To move the Barnes would require the assent of its board, which from the time Glanton arrived in the early ’90s had been weighted with appointees chosen by Lincoln University, the school to which Barnes had given control over his foundation before his death. By the ’90s Lincoln was a state-affiliated school that was strapped for cash and susceptible to political pressures and financial incentives.
After Glanton’s departure, the new chairman of the Barnes would be Bernard Watson, whose ample resumé included his title as chairman of the Pennsylvania Convention Center Authority, which as overseer of the Philadelphia Convention Center has an obvious stake in bringing tourist attractions to Philadelphia.

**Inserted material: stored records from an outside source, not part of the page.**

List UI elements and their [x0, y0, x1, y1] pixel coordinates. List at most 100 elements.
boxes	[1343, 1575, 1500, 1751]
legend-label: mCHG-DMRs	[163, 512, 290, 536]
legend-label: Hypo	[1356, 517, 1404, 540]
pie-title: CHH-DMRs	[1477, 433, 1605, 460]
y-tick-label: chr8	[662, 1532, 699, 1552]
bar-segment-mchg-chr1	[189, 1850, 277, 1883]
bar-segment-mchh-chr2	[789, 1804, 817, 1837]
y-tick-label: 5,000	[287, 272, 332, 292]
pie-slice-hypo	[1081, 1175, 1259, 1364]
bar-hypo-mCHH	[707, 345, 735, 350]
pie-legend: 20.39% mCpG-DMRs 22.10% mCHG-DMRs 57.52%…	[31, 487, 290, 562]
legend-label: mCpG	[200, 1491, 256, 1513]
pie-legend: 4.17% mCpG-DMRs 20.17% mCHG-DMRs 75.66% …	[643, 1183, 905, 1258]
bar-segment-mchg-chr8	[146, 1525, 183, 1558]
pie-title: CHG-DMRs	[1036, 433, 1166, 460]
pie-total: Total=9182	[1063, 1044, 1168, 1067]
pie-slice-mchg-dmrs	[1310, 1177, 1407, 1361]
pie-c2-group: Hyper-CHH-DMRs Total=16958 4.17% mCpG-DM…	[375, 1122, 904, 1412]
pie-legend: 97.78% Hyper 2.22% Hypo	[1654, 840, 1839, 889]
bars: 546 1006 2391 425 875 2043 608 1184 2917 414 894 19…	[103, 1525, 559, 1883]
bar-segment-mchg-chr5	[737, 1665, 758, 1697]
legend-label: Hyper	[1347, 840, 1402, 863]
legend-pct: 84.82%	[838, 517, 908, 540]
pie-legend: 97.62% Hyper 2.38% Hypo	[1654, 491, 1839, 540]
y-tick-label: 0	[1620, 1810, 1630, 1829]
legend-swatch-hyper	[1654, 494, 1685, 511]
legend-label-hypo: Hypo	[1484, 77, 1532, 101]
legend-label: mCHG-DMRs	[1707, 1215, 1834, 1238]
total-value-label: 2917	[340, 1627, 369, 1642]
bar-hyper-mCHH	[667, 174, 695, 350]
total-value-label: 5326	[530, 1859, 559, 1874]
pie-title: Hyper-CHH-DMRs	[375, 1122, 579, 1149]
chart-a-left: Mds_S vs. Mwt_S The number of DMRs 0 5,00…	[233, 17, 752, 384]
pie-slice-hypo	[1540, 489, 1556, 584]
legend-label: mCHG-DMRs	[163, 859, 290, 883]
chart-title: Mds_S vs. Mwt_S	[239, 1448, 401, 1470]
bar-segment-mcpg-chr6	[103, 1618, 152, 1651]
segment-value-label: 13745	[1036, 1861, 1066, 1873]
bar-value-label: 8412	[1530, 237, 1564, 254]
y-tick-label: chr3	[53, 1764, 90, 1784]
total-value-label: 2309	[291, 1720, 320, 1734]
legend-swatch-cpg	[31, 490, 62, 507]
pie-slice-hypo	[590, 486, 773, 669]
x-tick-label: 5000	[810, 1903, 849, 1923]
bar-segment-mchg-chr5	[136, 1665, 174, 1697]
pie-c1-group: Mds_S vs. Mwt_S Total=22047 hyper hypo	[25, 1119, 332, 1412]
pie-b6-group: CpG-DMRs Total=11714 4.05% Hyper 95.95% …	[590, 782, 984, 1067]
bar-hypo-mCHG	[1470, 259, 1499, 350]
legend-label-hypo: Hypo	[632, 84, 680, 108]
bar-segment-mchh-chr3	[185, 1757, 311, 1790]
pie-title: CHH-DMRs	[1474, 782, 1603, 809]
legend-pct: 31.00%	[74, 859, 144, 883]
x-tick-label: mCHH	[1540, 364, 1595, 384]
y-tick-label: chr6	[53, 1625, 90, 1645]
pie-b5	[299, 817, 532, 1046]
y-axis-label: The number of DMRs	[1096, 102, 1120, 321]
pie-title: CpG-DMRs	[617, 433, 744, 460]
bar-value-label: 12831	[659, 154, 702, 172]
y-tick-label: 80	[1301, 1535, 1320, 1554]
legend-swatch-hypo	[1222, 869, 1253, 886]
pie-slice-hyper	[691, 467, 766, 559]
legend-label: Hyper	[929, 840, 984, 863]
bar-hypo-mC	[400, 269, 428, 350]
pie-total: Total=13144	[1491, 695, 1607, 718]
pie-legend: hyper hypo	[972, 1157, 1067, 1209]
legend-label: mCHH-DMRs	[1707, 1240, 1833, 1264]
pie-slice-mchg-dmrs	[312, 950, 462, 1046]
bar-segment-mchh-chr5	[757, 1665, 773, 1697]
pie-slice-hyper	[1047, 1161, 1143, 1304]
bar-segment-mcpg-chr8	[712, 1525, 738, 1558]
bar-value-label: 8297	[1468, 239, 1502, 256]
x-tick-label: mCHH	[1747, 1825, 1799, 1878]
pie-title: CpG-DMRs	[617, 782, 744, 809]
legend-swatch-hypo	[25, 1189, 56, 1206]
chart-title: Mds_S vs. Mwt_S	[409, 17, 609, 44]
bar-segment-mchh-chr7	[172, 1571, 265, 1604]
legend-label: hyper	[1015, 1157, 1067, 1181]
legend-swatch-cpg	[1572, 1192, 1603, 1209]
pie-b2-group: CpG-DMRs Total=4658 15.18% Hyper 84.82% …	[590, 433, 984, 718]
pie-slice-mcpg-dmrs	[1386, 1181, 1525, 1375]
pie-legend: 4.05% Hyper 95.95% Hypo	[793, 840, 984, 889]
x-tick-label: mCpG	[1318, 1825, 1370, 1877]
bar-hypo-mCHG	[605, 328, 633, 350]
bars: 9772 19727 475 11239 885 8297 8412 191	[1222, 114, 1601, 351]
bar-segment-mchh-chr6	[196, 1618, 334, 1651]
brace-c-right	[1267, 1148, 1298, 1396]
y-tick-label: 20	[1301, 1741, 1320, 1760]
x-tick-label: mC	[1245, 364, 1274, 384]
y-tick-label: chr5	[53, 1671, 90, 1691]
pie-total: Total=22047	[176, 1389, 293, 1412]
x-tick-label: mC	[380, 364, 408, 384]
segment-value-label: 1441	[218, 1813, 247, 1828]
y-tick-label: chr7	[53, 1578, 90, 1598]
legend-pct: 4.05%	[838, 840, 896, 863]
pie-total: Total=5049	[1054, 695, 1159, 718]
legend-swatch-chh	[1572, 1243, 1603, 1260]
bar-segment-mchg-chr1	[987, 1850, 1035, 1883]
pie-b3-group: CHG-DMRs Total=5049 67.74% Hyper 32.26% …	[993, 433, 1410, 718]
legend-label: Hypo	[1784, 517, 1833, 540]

It was under Watson that the Barnes decided in 2002 to go to court to seek permission to move the collection to Philadelphia. With that, the Philadelphia elites fell in line to offer money to accomplish the move.
The heavies in this part of the film are three non-profit charitable groups that led the “rescue” effort, but only in ways meant to ensure the Barnes was relocated. One is the Lenfest Foundation, headed by cable TV mogul H.F. “Gerry” Lenfest, one of Philadelphia’s most prominent philanthropists — he and his wife have pledged to give away most of their sizable fortune during their lifetime — but a man who is also chairman of the board of the Philadelphia Museum of Art. Another is the Annenberg Foundation, the legacy of Barnes’ longtime antagonist Walter Annenberg. The third is the Pew Charitable Trusts and its CEO Rebecca Rimel.
Following a line of argument that’s been made by a number of people as the Barnes mess unraveled, Argott’s film builds a case that the Pew, which was in the midst of transforming itself from a private foundation to a public charity, needed the Barnes project to prove its ability to raise money. In testimony as part of the multitude of legal proceedings that surrounded the move, Rimel dismissed the idea. But at the very least, as the film shows, the Pew highlighted its efforts with the Barnes when it made its application to the IRS to change its status.
And plainly, no one was making much effort to find a revenue stream to keep the Barnes where it is.